Reps, Sets, and Rest:
4-5 / 6 to 12 / 30 seconds in mass and size
Density and Hardness: 3-4, 3 to 6, 90 seconds
As an alternative, perform Hammer Curls “down the rack” to finish your bicep workout. Without stopping between sets, begin with your comfortable weight and “down the rack”
For instance, start with 20# dumbbells and perform hammer curls until failure, then switch to 15# dumbbells and perform hammer curls until failure, switch to 12.5# and perform hammer curls until failure, etc. — all in rapid succession, typically performing 5–6 sets overall (20# down to 5#).
Warning: Generally safe; just be mindful of your weight.

 “Also Rans”

Actually, these are not also-rans…they are every bit as worthy of the Top 5 list as any bicep workout:

  • Incline Dumbbell Curl – Great for working the long head muscle.
  • Supinated Bent-Over Rows – Great for bicep mass and also working the back.
  • Close-grip Chin-ups – Great for working biceps as well as back.

Avoiding Injury and Bicep Tears

The biceps tendons, which attach the biceps to the shoulder and elbow, gradually begin to deteriorate as you age.
A biceps workout is not the cause of the majority of ruptured biceps tendons at the shoulder, which happen in adults over the age of 60 or 70. (4)
When working out your biceps, you must be mindful of and wary about elbow tears as you approach middle age.

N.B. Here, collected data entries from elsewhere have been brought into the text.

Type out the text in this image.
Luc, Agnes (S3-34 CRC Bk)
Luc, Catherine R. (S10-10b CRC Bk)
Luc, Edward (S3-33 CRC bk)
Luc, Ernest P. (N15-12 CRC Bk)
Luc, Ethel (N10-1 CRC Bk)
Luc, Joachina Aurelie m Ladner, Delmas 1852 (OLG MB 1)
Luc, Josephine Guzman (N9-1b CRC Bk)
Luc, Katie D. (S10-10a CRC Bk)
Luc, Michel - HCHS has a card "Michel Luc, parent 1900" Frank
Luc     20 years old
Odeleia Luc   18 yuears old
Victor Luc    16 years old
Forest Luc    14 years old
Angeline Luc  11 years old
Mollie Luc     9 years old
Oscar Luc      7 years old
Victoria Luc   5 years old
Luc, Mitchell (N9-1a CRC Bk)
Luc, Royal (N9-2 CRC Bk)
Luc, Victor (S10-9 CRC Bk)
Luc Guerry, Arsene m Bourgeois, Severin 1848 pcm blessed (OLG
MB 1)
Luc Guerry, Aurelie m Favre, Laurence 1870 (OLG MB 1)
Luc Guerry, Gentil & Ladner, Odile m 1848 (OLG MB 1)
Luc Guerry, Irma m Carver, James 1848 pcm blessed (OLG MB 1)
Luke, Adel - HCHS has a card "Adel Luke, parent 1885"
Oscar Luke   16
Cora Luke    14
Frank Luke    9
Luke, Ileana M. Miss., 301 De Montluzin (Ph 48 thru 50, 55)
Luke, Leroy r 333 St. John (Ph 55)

For middle-aged men, this is where most torn biceps tendons occur, and they typically occur when attempting exercises with big weights and jarring movements. Occasionally, there is no prior indication of it (pain, discomfort, etc.).

These tears often require surgery, so you obviously want to take every precaution to avoid this:

To build muscle, you should use heavy weights during resistance training, but not so heavy that you lose control of the object and extend your arm too far.
Make sure your lifting and curling motions are smooth, controlled, and not jerky.
Make sure you are stretching properly by doing some mild cardio and dynamic stretching before your workout to warm up and loosen the muscles, followed by some static stretching.
Don’t let your ego get the best of you and lift weights that you are not yet capable of doing; always employ good form and technique.